Bob beat me back by a long time, and had taken a dunk in Duck Hole.  He reported it to be brutally cold.  I went in above my waist, but that was it.  And it hurt.

After that we ate lunch - soup and macaroni & cheese again.  Then the group arrived.  They were 5 students and 2 leaders from the North Country Community College on their fall practicum, 29 days in the wilderness.  They were a very nice group and took over the lower lean-to.  Bob went fishing again, while I laid in the lean-to and slept a little.  The kids went in the water.  Then some other guys arrived, one of whom had an unleashed dog.  The dog was in the water, in the lean-to, and eating the kids' food.  Really not controlled by the owner.  They tented at the ranger clearing.  Some other guys from Floral Park came by looking for a tent site, and ended up across the bridge.  One guy had an aluminum lawn chair on the back of his pack.

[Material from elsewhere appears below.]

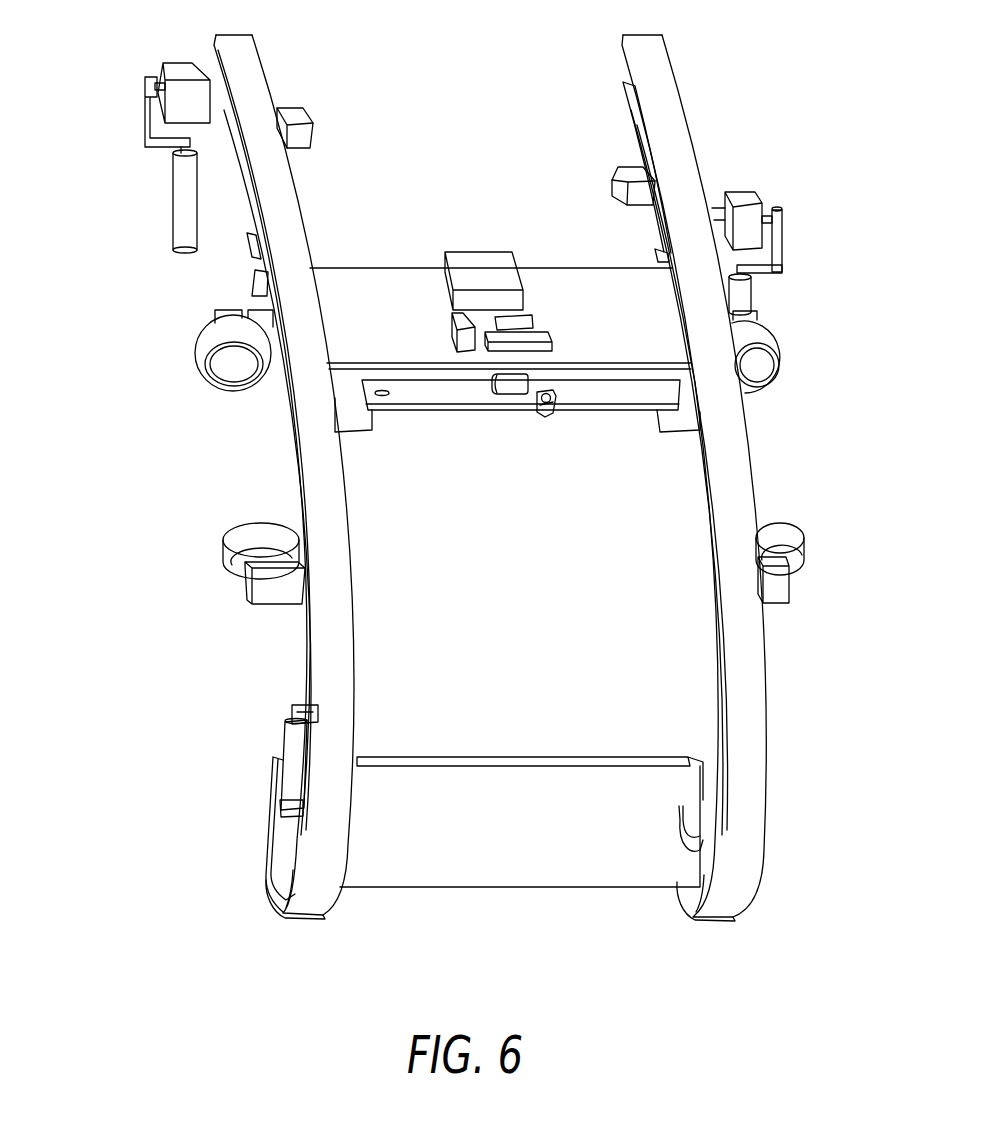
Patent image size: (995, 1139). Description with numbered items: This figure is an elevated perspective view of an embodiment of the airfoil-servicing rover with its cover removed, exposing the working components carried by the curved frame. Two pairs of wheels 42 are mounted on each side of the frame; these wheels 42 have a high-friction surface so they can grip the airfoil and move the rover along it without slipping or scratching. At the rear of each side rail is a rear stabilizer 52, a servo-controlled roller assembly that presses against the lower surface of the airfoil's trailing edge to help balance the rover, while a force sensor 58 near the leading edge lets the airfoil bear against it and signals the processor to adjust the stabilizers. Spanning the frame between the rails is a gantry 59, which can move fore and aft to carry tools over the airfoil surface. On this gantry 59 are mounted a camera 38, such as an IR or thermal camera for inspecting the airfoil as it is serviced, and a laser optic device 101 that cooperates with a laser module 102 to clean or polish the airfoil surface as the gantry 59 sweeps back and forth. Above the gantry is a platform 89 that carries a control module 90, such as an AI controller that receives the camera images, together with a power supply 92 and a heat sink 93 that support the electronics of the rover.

Bob and I gathered firewood and cooked supper, Bob cooking corn bread this afternoon, along with soup.  I had a dehydrated Chili-Mac & Beef and corn bread, really good.  Bob cooked Jiffy-Pop, and then took some of it down to the kids.  They liked it.  Then a couple of them came up to cook some bread in our fire, which was going very good.  That took a while and we talked.  They were using some aluminum covered pans they called NOLS pans.  That cooked the bread very well.  Then we went to sleep.  It was another cold night, terrific sleeping.  Saturday Photos.


In the morning we got up kind of late.  It was 27 and we didn't get up until about 7.  We got down the food bag, unmolested again.  Oatmeal and coffee, and packing up to go out.  The NCCC group brought us a sample of both loaves of bread - onion cheese and cinnamon raisin.  It was really good.  We took them the rest of my chocolate mints, said goodbye and headed out.  It was a great hike out, perfect weather, no bugs, and things were not too wet.  It took us about 3 hours to get out, and it was another great day.  Sunday morning photos.